Bank of England emergency intervention

After Liz Truss’s September 2022 mini-budget triggered a meltdown in the bond market, Threadneedle Street intervened by pledging to buy up to £65bn of UK government bonds to ease pressure on pension funds.

Though comparisons to Truss’s ill-fated premiership have been raised, City analysts said a similar intervention currently looked unlikely.

“This is not a Liz Truss moment,” said El-Erian. “The reason is the journey matters: the Liz Truss moment was defined by a very disorderly increase in yields. That caused damage elsewhere. This time around it hasn’t been that.”

Although at historic levels, the rise in gilt yields has been slower, taking several months to be reached. In comparison, analysts point out that of the top 10 biggest daily moves in the gilt market in the past three decades, nine came in 2022.

Darren Jones, the chief secretary to the Treasury, said on Thursday that gilt markets were orderly, suggesting no need for emergency measures. His comments appear to have calmed bond markets, at least for now.

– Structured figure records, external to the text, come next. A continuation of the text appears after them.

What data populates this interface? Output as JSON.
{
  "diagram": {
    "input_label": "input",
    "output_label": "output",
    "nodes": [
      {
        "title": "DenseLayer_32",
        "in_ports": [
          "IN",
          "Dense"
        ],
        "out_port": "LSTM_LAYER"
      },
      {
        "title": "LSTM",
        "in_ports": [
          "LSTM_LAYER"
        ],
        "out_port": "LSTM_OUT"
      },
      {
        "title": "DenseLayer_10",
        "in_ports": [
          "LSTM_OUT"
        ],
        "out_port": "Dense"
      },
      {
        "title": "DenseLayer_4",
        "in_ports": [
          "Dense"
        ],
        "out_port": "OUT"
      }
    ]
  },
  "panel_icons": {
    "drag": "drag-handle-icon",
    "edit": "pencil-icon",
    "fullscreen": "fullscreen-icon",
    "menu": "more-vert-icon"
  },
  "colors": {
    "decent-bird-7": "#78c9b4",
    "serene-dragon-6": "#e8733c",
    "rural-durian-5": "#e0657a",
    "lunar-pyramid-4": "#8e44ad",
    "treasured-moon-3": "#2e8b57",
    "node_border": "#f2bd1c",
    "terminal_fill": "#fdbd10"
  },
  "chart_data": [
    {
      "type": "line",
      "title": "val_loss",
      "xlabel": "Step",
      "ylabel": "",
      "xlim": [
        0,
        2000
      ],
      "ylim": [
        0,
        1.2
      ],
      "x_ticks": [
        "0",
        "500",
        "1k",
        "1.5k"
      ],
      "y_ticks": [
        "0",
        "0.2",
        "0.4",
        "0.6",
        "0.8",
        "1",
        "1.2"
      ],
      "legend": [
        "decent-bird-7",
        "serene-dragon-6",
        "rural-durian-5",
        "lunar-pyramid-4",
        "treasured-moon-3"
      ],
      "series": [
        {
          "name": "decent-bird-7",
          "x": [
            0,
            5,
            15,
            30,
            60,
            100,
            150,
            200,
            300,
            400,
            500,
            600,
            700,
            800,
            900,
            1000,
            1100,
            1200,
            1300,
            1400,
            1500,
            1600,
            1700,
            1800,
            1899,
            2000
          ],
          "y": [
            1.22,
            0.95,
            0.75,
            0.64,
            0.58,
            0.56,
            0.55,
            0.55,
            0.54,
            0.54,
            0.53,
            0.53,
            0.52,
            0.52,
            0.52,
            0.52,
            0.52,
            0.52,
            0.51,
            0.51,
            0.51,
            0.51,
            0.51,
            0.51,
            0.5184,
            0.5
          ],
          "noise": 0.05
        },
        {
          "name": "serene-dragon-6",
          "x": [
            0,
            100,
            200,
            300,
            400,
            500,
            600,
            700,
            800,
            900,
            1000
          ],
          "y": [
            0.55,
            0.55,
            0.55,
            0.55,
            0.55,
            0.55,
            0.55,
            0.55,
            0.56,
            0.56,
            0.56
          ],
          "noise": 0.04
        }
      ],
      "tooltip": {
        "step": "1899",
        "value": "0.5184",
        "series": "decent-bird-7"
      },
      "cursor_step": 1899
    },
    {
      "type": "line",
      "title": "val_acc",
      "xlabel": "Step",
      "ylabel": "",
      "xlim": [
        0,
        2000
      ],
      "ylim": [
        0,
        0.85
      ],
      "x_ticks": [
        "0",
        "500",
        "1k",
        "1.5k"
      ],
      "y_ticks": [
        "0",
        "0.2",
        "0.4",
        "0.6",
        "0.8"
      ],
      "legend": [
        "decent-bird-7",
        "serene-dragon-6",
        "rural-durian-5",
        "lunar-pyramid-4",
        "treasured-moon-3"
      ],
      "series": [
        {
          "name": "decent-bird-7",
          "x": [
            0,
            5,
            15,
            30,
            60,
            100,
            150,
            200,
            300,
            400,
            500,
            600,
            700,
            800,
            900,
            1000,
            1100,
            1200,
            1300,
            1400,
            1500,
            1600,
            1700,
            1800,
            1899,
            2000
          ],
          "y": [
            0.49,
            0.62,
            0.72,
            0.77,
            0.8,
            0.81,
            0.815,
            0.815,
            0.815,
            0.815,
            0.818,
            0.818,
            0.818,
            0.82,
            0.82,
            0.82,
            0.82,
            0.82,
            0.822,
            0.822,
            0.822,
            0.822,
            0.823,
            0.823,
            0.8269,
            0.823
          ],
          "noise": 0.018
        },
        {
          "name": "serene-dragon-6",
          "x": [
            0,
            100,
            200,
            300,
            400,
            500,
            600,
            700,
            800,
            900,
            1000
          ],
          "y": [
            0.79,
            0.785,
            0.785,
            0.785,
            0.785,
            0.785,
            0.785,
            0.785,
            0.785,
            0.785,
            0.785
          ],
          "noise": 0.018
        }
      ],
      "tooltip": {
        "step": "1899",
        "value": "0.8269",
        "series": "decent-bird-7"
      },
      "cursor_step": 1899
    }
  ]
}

Chris Turner, the global head of markets at ING, said: “We don’t think the Bank of England is ready to do that yet, since the gilt sell-off is not as acute as it was in 2022.”

Weale said: “Over the Truss episode, the Bank was concerned about the doom loop affecting pension funds. They have since reduced their exposure to the risks associated with rising long rates.

“I think the Bank would refuse to buy in government stock just to bring long rates down; markets would react very badly to that and sterling would probably fall sharply,” he said.

“My advice at the moment would be to do nothing,” he added, waiting until the OBR’s latest economic forecasts in March.